The guided Grad-CAM (Gradient-weighted Class Activation Mapping) provided a direct visualization of the values in a map and combined the Grad-CAM and back-propagation visualization techniques. It showed information significant for classification – the high gradient of the input to the last convolutional layer. In this study, the heatmap visualizations were displayed relative to the range of values in the image. All visualizations were performed using iridescent map projections. Within the ROI, high attenuation was shown in green and low attenuation in red; hence, this study selected the best model.
Results
Data source
Overall, 1730 patients [age: >50 years; mean age: 72.4 (standard deviation (SD) 11.1) years; 1332 (77.0%) female] with concomitant hip radiograph and DXA examination within 6 months were enrolled. As a simple hip radiograph contained bilateral sides of hip images for analysis, 3460 unilateral hip images were collected for training and testing of X1AI-Osteo. We excluded 490 unilateral hip images (249 right hips and 241 left hips) owing to image-analyzing obstacles, including retained metal implants or bony deformity. Finally, 2473 unilateral hip images from 1430 patients were utilized for the training set and 497 unilateral hip images from 300 patients for the testing set.
Table 1 presents the subjects’ characteristics. The mean T-score assessed by DXA was −2.6 (SD 1.1). The DXA identified 1045 (60.4%) patients with osteoporosis based on the lowest T-score on the targeted hip region. The mean interval between DXA and a hip radiograph was 38.8 (SD 73.2) days.
Characteristics of the study population by X1AI-Osteo prediction tool input variables and DXA-based bone imaging biomarkers.
The entire study population (training + test datasets).
The T-score values were follows as: normal (>−1.5), osteopenia (⩽−1.5 and >−2.5), osteoporosis (⩽−2.5).
Excluded owing to image-analyzing obstacles, including retained metal implants or bony deformity.
The BMI values were as follows: obese (⩾27); overweight (⩾24 and <27); normal (⩾18.5 and <24); underweight (<18.5).
BMI, body mass index; DXA, dual-energy X-ray absorptiometry; SD, standard deviation.
Prediction performance for osteoporosis
Currently, the contour segmentation model will mark out three types: (1) screws, (2) joints, and (3) femur.
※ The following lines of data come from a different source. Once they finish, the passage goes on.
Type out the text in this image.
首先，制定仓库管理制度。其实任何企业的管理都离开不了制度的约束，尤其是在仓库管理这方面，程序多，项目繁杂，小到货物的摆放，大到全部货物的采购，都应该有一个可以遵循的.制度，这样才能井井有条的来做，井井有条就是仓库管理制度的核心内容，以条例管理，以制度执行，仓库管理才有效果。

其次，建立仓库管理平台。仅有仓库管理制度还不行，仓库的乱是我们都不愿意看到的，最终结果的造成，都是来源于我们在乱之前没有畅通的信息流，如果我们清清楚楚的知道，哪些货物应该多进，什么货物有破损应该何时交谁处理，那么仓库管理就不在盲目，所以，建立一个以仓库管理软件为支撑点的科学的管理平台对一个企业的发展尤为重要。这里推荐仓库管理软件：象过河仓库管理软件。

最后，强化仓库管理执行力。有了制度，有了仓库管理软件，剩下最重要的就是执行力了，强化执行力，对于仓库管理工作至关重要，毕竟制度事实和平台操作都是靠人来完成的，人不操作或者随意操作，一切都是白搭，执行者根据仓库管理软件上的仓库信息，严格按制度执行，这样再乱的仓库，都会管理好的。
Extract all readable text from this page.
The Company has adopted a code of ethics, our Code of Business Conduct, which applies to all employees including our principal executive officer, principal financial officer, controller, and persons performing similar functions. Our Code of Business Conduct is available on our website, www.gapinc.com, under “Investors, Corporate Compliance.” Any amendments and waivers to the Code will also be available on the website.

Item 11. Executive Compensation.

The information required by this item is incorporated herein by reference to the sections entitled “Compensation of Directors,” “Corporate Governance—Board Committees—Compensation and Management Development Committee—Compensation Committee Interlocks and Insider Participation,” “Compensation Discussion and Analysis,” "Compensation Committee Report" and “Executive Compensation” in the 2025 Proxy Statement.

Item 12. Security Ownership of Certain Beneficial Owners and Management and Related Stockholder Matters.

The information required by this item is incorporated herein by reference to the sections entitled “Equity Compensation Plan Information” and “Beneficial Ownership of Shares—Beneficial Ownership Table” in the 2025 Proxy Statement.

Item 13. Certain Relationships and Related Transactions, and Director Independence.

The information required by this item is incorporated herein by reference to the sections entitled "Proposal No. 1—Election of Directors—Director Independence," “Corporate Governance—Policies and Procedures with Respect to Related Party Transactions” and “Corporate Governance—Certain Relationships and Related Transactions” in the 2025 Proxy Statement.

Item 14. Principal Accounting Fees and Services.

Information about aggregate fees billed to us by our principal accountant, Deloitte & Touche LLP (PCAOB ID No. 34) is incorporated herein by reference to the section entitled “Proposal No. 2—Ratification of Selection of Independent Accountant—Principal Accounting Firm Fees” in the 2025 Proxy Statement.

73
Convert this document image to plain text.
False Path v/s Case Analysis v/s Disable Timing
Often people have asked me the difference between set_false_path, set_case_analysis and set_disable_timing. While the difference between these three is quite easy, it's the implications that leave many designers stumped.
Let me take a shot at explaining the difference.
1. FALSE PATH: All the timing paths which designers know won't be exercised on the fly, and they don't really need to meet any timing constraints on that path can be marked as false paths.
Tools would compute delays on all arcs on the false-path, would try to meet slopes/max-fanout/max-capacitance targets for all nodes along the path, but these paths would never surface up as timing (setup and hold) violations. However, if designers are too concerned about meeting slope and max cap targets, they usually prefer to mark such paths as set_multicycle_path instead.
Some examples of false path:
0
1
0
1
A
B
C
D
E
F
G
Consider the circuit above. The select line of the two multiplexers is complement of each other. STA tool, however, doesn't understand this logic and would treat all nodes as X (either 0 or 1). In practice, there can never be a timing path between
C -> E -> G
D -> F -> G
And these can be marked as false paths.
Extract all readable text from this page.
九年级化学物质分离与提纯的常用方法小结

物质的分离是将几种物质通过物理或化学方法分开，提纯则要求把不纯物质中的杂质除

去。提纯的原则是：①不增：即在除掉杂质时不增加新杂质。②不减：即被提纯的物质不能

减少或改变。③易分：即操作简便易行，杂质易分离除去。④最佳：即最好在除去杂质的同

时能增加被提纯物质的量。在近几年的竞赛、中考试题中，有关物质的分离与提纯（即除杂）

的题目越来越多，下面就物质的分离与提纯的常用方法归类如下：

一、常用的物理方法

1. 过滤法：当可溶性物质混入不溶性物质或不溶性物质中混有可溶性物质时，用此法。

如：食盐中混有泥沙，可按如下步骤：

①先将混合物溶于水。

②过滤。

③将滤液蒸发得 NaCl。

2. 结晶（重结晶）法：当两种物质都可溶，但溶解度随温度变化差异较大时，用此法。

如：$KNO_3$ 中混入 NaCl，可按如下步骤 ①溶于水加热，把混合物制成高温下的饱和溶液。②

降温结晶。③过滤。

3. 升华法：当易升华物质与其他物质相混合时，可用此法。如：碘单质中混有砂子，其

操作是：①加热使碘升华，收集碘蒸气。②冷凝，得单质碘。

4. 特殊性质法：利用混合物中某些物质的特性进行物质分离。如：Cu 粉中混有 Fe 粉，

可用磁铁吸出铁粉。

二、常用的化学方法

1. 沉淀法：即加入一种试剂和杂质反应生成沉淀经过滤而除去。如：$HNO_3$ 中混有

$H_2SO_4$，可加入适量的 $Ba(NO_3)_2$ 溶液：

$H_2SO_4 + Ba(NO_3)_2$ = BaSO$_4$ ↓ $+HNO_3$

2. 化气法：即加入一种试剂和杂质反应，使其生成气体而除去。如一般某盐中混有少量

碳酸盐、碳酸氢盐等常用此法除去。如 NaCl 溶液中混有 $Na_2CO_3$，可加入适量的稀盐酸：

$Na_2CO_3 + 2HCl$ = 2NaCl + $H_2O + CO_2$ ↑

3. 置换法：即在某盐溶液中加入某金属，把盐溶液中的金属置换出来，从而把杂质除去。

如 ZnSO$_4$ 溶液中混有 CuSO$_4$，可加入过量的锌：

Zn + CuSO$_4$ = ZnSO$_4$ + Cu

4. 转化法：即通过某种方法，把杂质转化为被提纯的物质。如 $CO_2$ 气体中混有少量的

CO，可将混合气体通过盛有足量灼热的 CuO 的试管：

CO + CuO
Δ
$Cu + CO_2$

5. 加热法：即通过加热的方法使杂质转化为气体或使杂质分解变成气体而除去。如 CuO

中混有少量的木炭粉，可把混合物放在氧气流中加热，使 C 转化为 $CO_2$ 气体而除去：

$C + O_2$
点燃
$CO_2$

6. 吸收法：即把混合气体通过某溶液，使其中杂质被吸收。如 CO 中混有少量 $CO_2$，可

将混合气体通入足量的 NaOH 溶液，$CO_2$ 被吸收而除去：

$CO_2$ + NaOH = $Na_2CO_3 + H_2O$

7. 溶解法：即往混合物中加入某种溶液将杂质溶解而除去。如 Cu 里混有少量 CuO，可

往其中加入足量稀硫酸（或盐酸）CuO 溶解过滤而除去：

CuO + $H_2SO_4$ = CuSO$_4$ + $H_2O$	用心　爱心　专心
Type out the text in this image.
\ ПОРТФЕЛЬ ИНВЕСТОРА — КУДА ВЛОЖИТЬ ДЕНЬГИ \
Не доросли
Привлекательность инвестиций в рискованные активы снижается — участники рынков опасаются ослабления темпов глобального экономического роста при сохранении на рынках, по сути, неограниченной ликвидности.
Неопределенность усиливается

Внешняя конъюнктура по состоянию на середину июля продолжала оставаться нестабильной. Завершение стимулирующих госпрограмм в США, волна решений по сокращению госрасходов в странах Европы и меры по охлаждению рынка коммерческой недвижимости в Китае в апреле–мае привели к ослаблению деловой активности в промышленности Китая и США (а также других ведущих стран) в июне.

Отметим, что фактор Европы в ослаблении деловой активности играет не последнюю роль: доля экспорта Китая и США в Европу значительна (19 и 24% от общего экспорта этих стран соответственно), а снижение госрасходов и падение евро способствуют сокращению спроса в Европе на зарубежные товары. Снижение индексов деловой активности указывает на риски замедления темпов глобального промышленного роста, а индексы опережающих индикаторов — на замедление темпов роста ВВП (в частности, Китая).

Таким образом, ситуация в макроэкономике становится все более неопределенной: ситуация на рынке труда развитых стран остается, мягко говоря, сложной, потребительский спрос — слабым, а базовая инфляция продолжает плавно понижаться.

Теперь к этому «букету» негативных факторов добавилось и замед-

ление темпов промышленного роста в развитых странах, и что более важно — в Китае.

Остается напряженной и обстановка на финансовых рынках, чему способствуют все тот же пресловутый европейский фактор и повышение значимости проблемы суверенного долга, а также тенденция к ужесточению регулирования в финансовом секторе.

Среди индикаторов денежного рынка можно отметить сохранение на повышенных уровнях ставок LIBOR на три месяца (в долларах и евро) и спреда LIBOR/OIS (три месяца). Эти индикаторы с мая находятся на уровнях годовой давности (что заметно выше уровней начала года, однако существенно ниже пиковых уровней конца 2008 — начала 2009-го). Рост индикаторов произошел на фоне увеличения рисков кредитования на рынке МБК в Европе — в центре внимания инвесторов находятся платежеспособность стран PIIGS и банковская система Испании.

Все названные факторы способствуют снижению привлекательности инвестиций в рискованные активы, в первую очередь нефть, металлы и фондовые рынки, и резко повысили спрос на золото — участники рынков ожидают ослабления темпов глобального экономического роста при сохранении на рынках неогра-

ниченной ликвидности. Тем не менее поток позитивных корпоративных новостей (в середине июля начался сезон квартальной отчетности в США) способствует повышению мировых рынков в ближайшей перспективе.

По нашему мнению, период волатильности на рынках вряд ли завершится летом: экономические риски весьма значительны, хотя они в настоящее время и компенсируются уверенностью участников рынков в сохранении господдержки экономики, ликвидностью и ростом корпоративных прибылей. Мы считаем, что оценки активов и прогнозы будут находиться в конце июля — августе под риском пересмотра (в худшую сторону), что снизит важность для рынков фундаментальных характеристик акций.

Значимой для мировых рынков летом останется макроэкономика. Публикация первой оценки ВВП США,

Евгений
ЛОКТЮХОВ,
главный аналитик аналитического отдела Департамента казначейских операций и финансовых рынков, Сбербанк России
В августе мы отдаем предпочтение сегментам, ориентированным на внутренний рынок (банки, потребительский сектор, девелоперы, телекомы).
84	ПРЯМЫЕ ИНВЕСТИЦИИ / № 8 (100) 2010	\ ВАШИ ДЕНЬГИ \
Our program only extracts the contour of the femur, while screws and joints (image-analyzing obstacles) are not processed. Before calculating the T-score, medical personnel confirm the absence of distortion in segmented images.
The performance of Segmentation in terms of Intersection over Union (IoU) is as follows (Table 2). The contour detection model uses 2506 images, including 163 bone nail images, 137 artificial joint images, and 2206 femoral images. Standards for IoU values: Artificial joints and femur must be greater than 0.97, the style of bone nails must be diverse and complicated, and the IoU value must be greater than 0.95.
The performance of segmentation in terms of IoU.
IoU, intersection over union.
The default features of pre-trained CNNs are not suitable for osteoporosis. Therefore, the triplet method is needed to fine-tune the default features of pretrained models. The fine-tuned features can highlight the more obvious differences between the characteristics of osteoporosis and non-osteoporosis, which is more helpful for the convergence of the proposed classifier (triplet model). The segmented images need to be resized to inputs of resolution size 224 × 244 × 3 for the proposed model, the ResNet50, and InceptionV3 models.18,19
Table 3 presents the performance assessment of the three CNN models (ResNet50, InceptionV3, and X1AI-Osteo) applying the 497 test sets of unilateral hip radiographs. Among the three prediction tools, X1AI-Osteo exhibited the superior performance in predicting osteoporosis [sensitivity: 97.2%; specificity: 95.6%; positive predictive value (PPV): 95.7%; negative predictive value (NPV): 97.1%], followed by ResNet50 (sensitivity: 84.3%; specificity: 75.8%; PPV: 77.8%; NPV: 82.8%) and InspectionV3 (sensitivity: 78.3%; specificity: 78.6%; PPV: 78.6%; NPV: 78.3%). Figure 2 demonstrates the higher area under the curve (AUC) in predicting hip osteoporosis using X1AI-Osteo than that by ResNet50 and InspectionV3 (AUC: 96.4%, 80.1%, and 78.5%, respectively).
Discriminatory performance (%) of the osteoporosis AI prediction tools.
Analysis is based on the test set, which comprised 300 individuals (497 unilateral hip radiographs). The CIs were calculated using the bootstraps, as detailed in section ‘Methods’.
All measures were evaluated and averaged across the 11 imputed datasets of the test sets.
AI, artificial intelligence; AUC, area under the curve; CI, confidence interval; NPV, negative predictive value; PPV, positive predictive value.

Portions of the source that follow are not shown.